Hackers Can Mess With Your Nissan Leaf From Anywhere in the World

The road to an all-electric, self-driving, interconnected transportation wonderland is going to have some speed bumps.

And boy, the Nissan Leaf just hit one. A digital security student discovered a bug in Nissan’s system that not only let him control features on his car remotely, in a way Nissan had not intended, but that he could connect to other people’s Nissan Leafs and mess with their cars. The bug allowed him to turn the fans on and off, tinker with other small features the companion smartphone app can control, as well as view other people’s driving information and data. The physical controls could conceivably drain the car’s battery, leaving drivers stranded.

The student immediately forwarded the glitch to his teacher, web security researcher and seminar instructor Troy Hunt, who teamed up with fellow researcher and Leaf owner Scott Helme to test the security gap on video.

The bug was relatively simple: a glitch in the app’s programming let users connect to their cars online, anonymously — that is, without verifying their identity as the owner of the car they were connecting to, outside of the Vehicle Identification Number. In other words, if you could get someone’s VIN, you could control (parts of) their car.

“Anyone could potentially enumerate VINs and control the physical function of any vehicles that responded. That’s was [sic] a very serious issue,” Hunt said in his blog post about the bug.

Hunt waited a considerable amount of time before making the bug public, giving Nissan time to put out a fix, which has yet to happen.

“I reported it to Nissan the day after we discovered this,” Hunt said in the post. “Yet as of today – 32 days later – the issue remains unresolved.”

When Hunt, who lives in Australia, tested out the bug with Helme, they found that Hunt could control the same features of Helme’s Leaf, parked in his driveway in Northern England, that he could his own, all through his internet browser.

Here’s the full test on video:

Still, Helme said, it could be worse.

“Fortunately, the Nissan LEAF doesn’t have features like remote unlock or remote start, like some vehicles from other manufacturers do, because that would be a disaster with what’s been uncovered,” Helme said in Hunt’s blog post.

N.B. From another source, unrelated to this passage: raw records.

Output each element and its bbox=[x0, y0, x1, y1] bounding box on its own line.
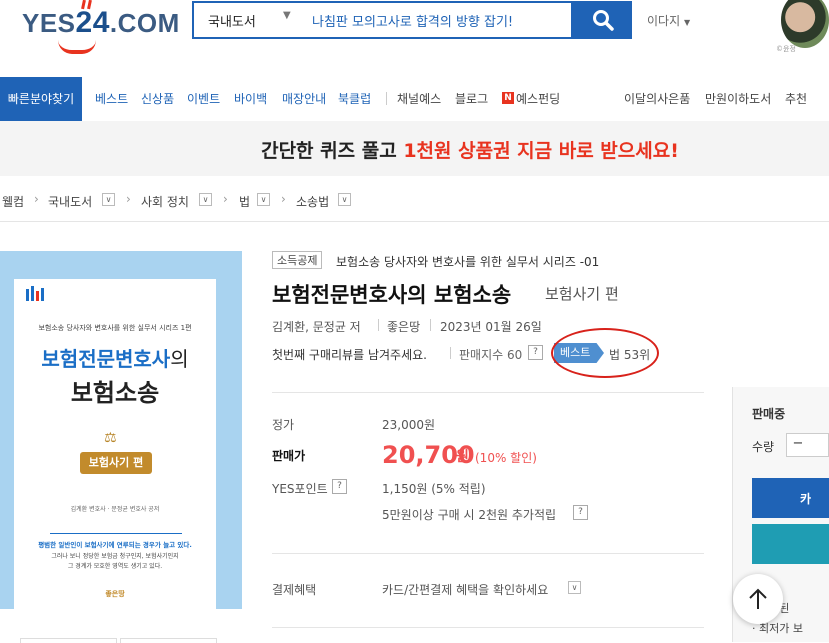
quick-category-button[interactable]: 빠른분야찾기 bbox=[0, 77, 82, 121]
cart-button[interactable] bbox=[752, 478, 829, 518]
divider bbox=[0, 221, 829, 222]
benefit-label: 결제혜택 bbox=[272, 583, 317, 597]
avatar[interactable] bbox=[781, 0, 829, 48]
cover-publisher: 좋은땅 bbox=[105, 590, 125, 598]
breadcrumb-domestic[interactable]: 국내도서 bbox=[48, 193, 92, 210]
breadcrumb-welcome[interactable]: 웰컴 bbox=[2, 193, 24, 210]
benefit-link[interactable]: 카드/간편결제 혜택을 확인하세요 bbox=[382, 581, 548, 598]
arrow-up-icon bbox=[749, 588, 767, 609]
nav-item-recommend[interactable]: 추천 bbox=[785, 90, 807, 107]
nav-item-channel[interactable]: 채널예스 bbox=[397, 90, 441, 107]
nav-item-buyback[interactable]: 바이백 bbox=[234, 90, 267, 107]
divider bbox=[272, 627, 704, 628]
cover-tagline: 평범한 일반인이 보험사기에 연루되는 경우가 늘고 있다. bbox=[38, 541, 192, 549]
nav-item-under10k[interactable]: 만원이하도서 bbox=[705, 90, 771, 107]
caret-down-icon: ▼ bbox=[683, 18, 691, 27]
chevron-down-icon[interactable]: ∨ bbox=[338, 193, 351, 206]
cover-authors: 김계환 변호사 · 문정균 변호사 공저 bbox=[70, 506, 160, 513]
help-icon[interactable]: ? bbox=[332, 479, 347, 494]
user-menu[interactable]: 이다지 ▼ bbox=[647, 12, 690, 29]
scales-icon: ⚖ bbox=[104, 430, 117, 446]
list-price-label: 정가 bbox=[272, 418, 295, 432]
breadcrumb-law[interactable]: 법 bbox=[239, 193, 250, 210]
nav-item-new[interactable]: 신상품 bbox=[141, 90, 174, 107]
publisher-logo-icon bbox=[26, 286, 44, 301]
nav-item-blog[interactable]: 블로그 bbox=[455, 90, 488, 107]
logo-smile-icon bbox=[58, 40, 96, 54]
nav-item-best[interactable]: 베스트 bbox=[95, 90, 128, 107]
search-category-select[interactable]: 국내도서 bbox=[208, 11, 256, 30]
search-input[interactable]: 나침판 모의고사로 합격의 방향 잡기! bbox=[312, 11, 513, 30]
chevron-down-icon[interactable]: ∨ bbox=[199, 193, 212, 206]
nav-item-bookclub[interactable]: 북클럽 bbox=[338, 90, 371, 107]
help-icon[interactable]: ? bbox=[528, 345, 543, 360]
product-title: 보험전문변호사의 보험소송 bbox=[272, 283, 512, 307]
chevron-right-icon: › bbox=[281, 192, 286, 206]
yes24-logo[interactable]: YES24.COM bbox=[22, 0, 180, 54]
nav-divider bbox=[386, 92, 387, 105]
list-price-value: 23,000원 bbox=[382, 418, 436, 432]
search-icon bbox=[593, 10, 614, 31]
meta-divider bbox=[430, 319, 431, 331]
cover-divider bbox=[50, 533, 182, 534]
chevron-down-icon[interactable]: ∨ bbox=[102, 193, 115, 206]
sales-index: 판매지수 60 bbox=[459, 348, 523, 362]
publisher-link[interactable]: 좋은땅 bbox=[387, 318, 420, 335]
cart-button-label: 카 bbox=[800, 492, 812, 506]
caret-down-icon: ▼ bbox=[283, 10, 291, 21]
meta-divider bbox=[450, 347, 451, 359]
search-button[interactable] bbox=[573, 1, 632, 39]
discount-rate: (10% 할인) bbox=[475, 451, 537, 465]
publish-date: 2023년 01월 26일 bbox=[440, 320, 542, 334]
breadcrumb-society[interactable]: 사회 정치 bbox=[141, 193, 189, 210]
series-link[interactable]: 보험소송 당사자와 변호사를 위한 실무서 시리즈 -01 bbox=[336, 253, 599, 270]
cover-series: 보험소송 당사자와 변호사를 위한 실무서 시리즈 1편 bbox=[38, 324, 192, 332]
preview-button[interactable] bbox=[120, 638, 217, 643]
point-value: 1,150원 (5% 적립) bbox=[382, 482, 486, 496]
chevron-right-icon: › bbox=[223, 192, 228, 206]
chevron-down-icon[interactable]: ∨ bbox=[257, 193, 270, 206]
meta-divider bbox=[378, 319, 379, 331]
minus-button[interactable]: − bbox=[786, 433, 810, 457]
quantity-label: 수량 bbox=[752, 440, 775, 454]
highlight-circle bbox=[551, 328, 659, 378]
help-icon[interactable]: ? bbox=[573, 505, 588, 520]
nav-item-gift[interactable]: 이달의사은품 bbox=[624, 90, 690, 107]
cover-title-line2: 보험소송 bbox=[70, 379, 160, 407]
nav-item-event[interactable]: 이벤트 bbox=[187, 90, 220, 107]
funding-badge-icon: N bbox=[502, 92, 514, 104]
tax-deduction-tag: 소득공제 bbox=[272, 251, 323, 269]
divider bbox=[272, 553, 704, 554]
cover-tagline: 그 경계가 모호한 영역도 생기고 있다. bbox=[67, 563, 163, 570]
nav-item-store[interactable]: 매장안내 bbox=[282, 90, 326, 107]
point-label: YES포인트 bbox=[272, 482, 328, 496]
nav-item-funding[interactable]: 예스펀딩 bbox=[516, 90, 560, 107]
promo-banner-text: 간단한 퀴즈 풀고 1천원 상품권 지금 바로 받으세요! bbox=[261, 140, 679, 162]
avatar-caption: ©윤정 bbox=[776, 45, 796, 53]
scroll-top-button[interactable] bbox=[733, 574, 783, 624]
authors-link[interactable]: 김계환, 문정균 저 bbox=[272, 318, 361, 335]
cover-tagline: 그러나 보니 정당한 보험금 청구인지, 보험사기인지 bbox=[51, 553, 179, 560]
chevron-right-icon: › bbox=[34, 192, 39, 206]
sale-status: 판매중 bbox=[752, 407, 786, 421]
chevron-down-icon[interactable]: ∨ bbox=[568, 581, 581, 594]
extra-point: 5만원이상 구매 시 2천원 추가적립 bbox=[382, 508, 557, 522]
preview-button[interactable] bbox=[20, 638, 117, 643]
chevron-right-icon: › bbox=[126, 192, 131, 206]
breadcrumb-procedure[interactable]: 소송법 bbox=[296, 193, 329, 210]
buy-button[interactable] bbox=[752, 524, 829, 564]
sale-price-unit: 원 bbox=[456, 449, 469, 465]
sale-price-label: 판매가 bbox=[272, 449, 306, 463]
cover-edition-badge: 보험사기 편 bbox=[80, 452, 152, 474]
divider bbox=[272, 392, 704, 393]
review-link[interactable]: 첫번째 구매리뷰를 남겨주세요. bbox=[272, 346, 427, 363]
product-subtitle: 보험사기 편 bbox=[545, 285, 619, 303]
cover-title-line1: 보험전문변호사의 bbox=[41, 347, 189, 371]
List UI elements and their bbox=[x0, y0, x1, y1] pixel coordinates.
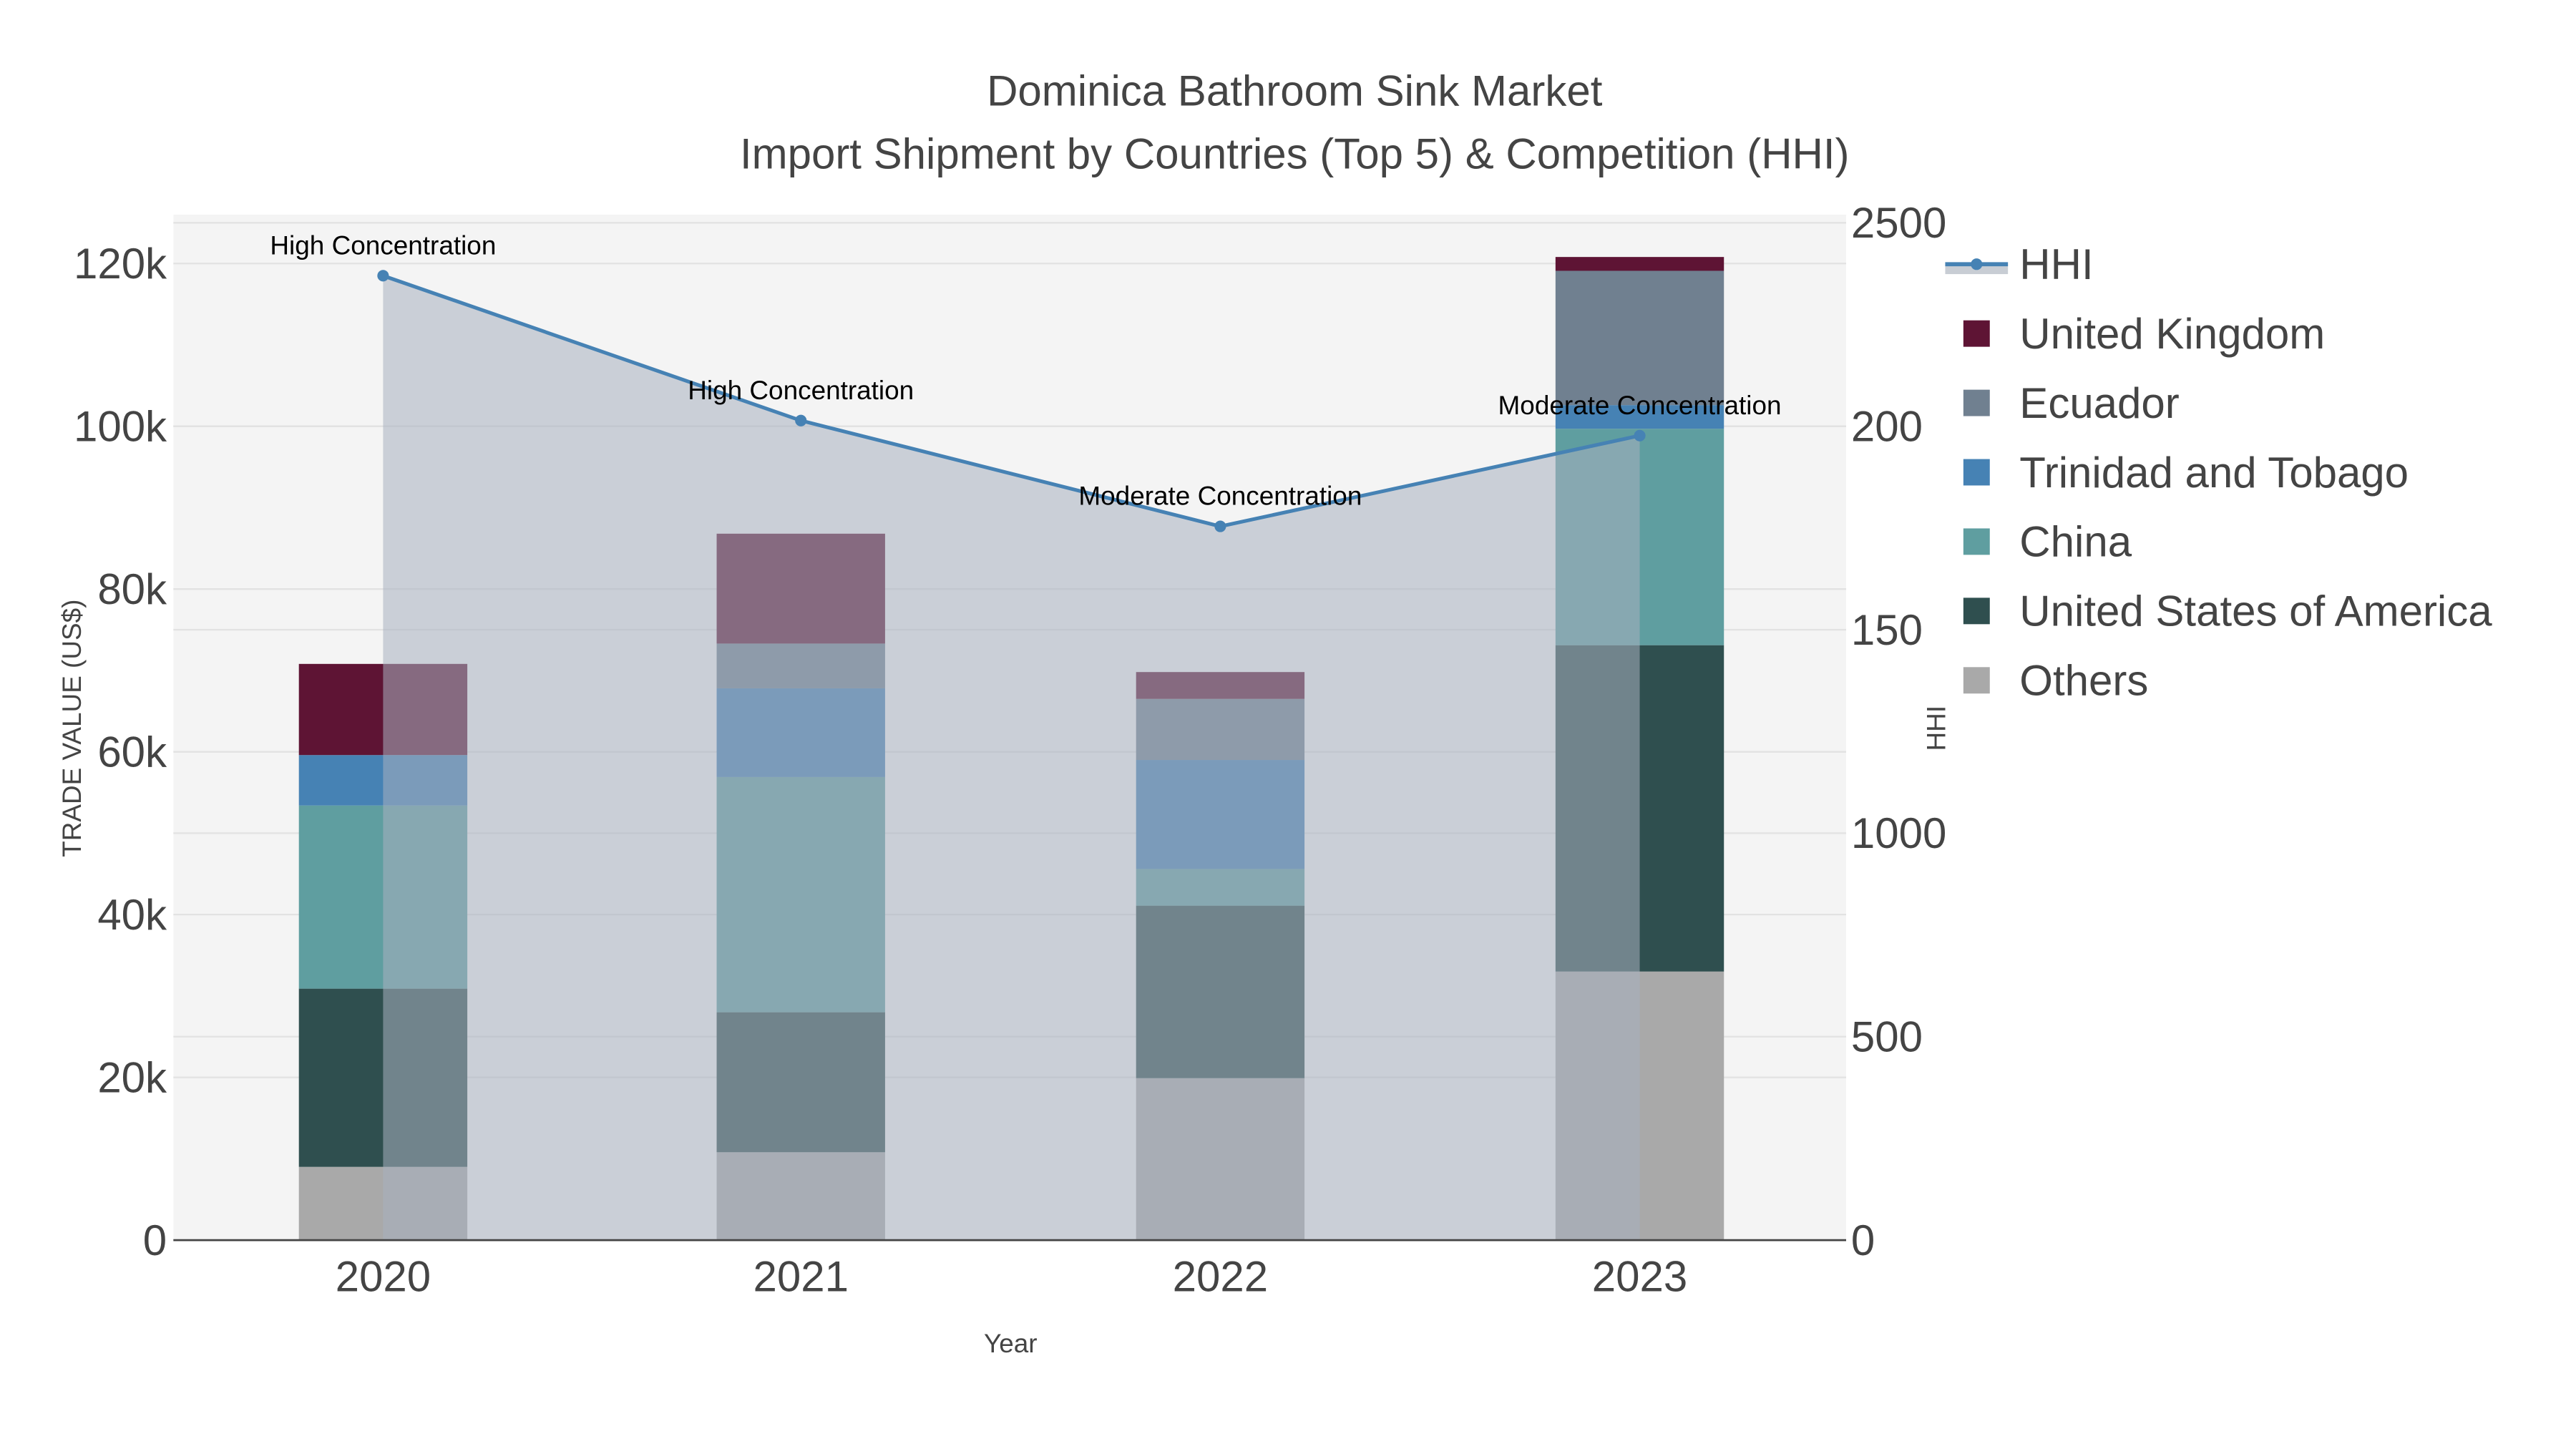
y2-tick-label: 200 bbox=[1851, 402, 1923, 450]
y-tick-label: 120k bbox=[74, 240, 167, 288]
legend-swatch bbox=[1963, 597, 1990, 625]
chart-title: Dominica Bathroom Sink Market bbox=[987, 67, 1603, 115]
chart: Dominica Bathroom Sink Market Import Shi… bbox=[57, 67, 2492, 1358]
y-tick-label: 20k bbox=[97, 1053, 167, 1101]
hhi-annotation: Moderate Concentration bbox=[1078, 482, 1362, 511]
legend-swatch bbox=[1963, 459, 1990, 486]
hhi-annotation: High Concentration bbox=[688, 376, 914, 405]
legend-swatch-hhi-marker bbox=[1971, 258, 1983, 270]
legend-swatch bbox=[1963, 389, 1990, 416]
x-tick-label: 2023 bbox=[1592, 1253, 1687, 1301]
bar-united-kingdom bbox=[1555, 257, 1724, 271]
y2-tick-label: 150 bbox=[1851, 606, 1923, 654]
legend-label: United Kingdom bbox=[2019, 310, 2325, 358]
hhi-point bbox=[1634, 429, 1646, 441]
y2-tick-label: 1000 bbox=[1851, 809, 1946, 857]
legend-label: Trinidad and Tobago bbox=[2019, 449, 2409, 497]
y-tick-label: 60k bbox=[97, 728, 167, 776]
y2-axis-title: HHI bbox=[1921, 706, 1951, 751]
y2-tick-label: 0 bbox=[1851, 1216, 1875, 1264]
y-tick-label: 100k bbox=[74, 402, 167, 450]
x-tick-label: 2020 bbox=[336, 1253, 431, 1301]
y2-tick-label: 500 bbox=[1851, 1013, 1923, 1061]
y2-tick-label: 2500 bbox=[1851, 199, 1946, 247]
legend-swatch bbox=[1963, 320, 1990, 347]
legend-swatch bbox=[1963, 528, 1990, 555]
legend-label: Others bbox=[2019, 657, 2148, 705]
hhi-point bbox=[377, 270, 389, 282]
legend-label: China bbox=[2019, 518, 2132, 566]
x-tick-label: 2022 bbox=[1173, 1253, 1268, 1301]
hhi-annotation: Moderate Concentration bbox=[1498, 391, 1782, 420]
legend-label: Ecuador bbox=[2019, 379, 2179, 427]
bar-ecuador bbox=[1555, 270, 1724, 406]
y-axis-title: TRADE VALUE (US$) bbox=[57, 600, 87, 857]
x-axis-title: Year bbox=[984, 1329, 1038, 1358]
hhi-point bbox=[795, 414, 807, 426]
x-tick-label: 2021 bbox=[753, 1253, 848, 1301]
hhi-annotation: High Concentration bbox=[270, 230, 496, 260]
legend-swatch bbox=[1963, 667, 1990, 694]
y-tick-label: 0 bbox=[143, 1216, 167, 1264]
legend-label: United States of America bbox=[2019, 587, 2492, 635]
y-tick-label: 80k bbox=[97, 565, 167, 613]
chart-subtitle: Import Shipment by Countries (Top 5) & C… bbox=[740, 130, 1850, 177]
legend-label: HHI bbox=[2019, 240, 2093, 288]
hhi-point bbox=[1214, 520, 1226, 532]
y-tick-label: 40k bbox=[97, 891, 167, 939]
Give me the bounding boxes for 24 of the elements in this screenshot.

Other interconnected vehicles, like OnStar equipped GM vehicles, have been exposed to far more dangerous flaws, including control of the engine. Hackers famously were able to remotely shut down a Jeep with a Wired reporter inside back in July, and the Nissan bug isn’t as severe. Still VIN numbers aren’t particularly difficult for a dedicated hacker to brute-force through and find, so it might be wise to keep an eye on your air vents for signs of illicit climate control.